I Love Christmas! Seriously, I love everything about it. Family, friends, food, church, decorations, etc. I’m not a fan of the shopping and guessing what people want for Christmas but, besides that, I love Christmas. 

However, this Christmas things are a little different and my family is a little smaller. This Christmas is the first one without my big brother Erwins and it’s kind of heartbreaking that my kids won’t be receiving an obnoxious toy from Uncle Erwins, that’s way too big and noisy, that we won’t even be able to fit in our suitcase to bring back to Haiti.

This Christmas is going to be difficult. As family was preparing to come visit me, my wife and the kids, I was thinking of what kind of things we could cook, what type of drinks we should have, and what we will do. I realized that all of my ideas, from buffalo wings to beer to watching cheesy Christmas movies, and seeing who has more swag as we dress for Christmas, are things that would mostly be appreciated by my brother and how it’s not the same without him.

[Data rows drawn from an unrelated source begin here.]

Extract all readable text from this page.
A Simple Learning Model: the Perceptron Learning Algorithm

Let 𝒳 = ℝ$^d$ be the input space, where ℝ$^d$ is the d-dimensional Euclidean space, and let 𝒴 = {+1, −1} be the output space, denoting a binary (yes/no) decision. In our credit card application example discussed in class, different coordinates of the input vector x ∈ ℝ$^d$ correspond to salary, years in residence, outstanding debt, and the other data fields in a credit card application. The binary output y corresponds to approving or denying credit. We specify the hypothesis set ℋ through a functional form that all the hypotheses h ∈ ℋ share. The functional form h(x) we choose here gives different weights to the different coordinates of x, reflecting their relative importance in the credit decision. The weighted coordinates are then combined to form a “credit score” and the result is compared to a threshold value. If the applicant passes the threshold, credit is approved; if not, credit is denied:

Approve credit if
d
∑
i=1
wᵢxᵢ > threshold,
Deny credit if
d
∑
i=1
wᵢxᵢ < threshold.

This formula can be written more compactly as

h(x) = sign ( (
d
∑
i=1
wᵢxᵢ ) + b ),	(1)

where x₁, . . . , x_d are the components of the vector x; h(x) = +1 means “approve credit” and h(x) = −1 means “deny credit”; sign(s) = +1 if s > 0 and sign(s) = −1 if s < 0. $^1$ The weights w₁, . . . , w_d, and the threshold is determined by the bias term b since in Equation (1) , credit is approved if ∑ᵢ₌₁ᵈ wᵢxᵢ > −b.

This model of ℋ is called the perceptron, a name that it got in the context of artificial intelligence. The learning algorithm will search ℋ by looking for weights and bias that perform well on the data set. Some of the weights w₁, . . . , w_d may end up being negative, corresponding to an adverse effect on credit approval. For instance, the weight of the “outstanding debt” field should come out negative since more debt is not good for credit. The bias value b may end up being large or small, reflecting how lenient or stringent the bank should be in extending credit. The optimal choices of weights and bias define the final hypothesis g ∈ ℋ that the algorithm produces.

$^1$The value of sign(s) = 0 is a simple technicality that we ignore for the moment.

I’m really going to miss him. Thinking about this brings me back to that phone call from my parents on May 6th at 11:30pm, when they told me that my brother was murdered. I find myself  asking some of the same questions: Why now? Why did my brother have to be taken the way he did? Why so tragically, why such violence? Why does my family, especially my kids, have to try to celebrate this holiday without our brother, son, uncle, friend that we loved so much? And lastly, what is God’s plan in all of this? 

I’m not sure I’ll ever understand. But I hope and hold on to the fact that 2000 years ago Jesus became man, came into the world through a virgin to save you, me and my brother, Erwins. This Christmas, though it is about family, friends, food, church, decorations, etc., in a brand new way, it’s about Jesus coming into the world and saving us. At mass, my prayer will be “Jesus, Savior of the world, save us and all the faithfully departed, and in a special way, save Erwins.”

Christmas will never be the same for me; it’s going to hurt for a while. My prayer on Christmas will forever be changed. The Lord has used this tragedy to help me even better understand the “reason for the season”.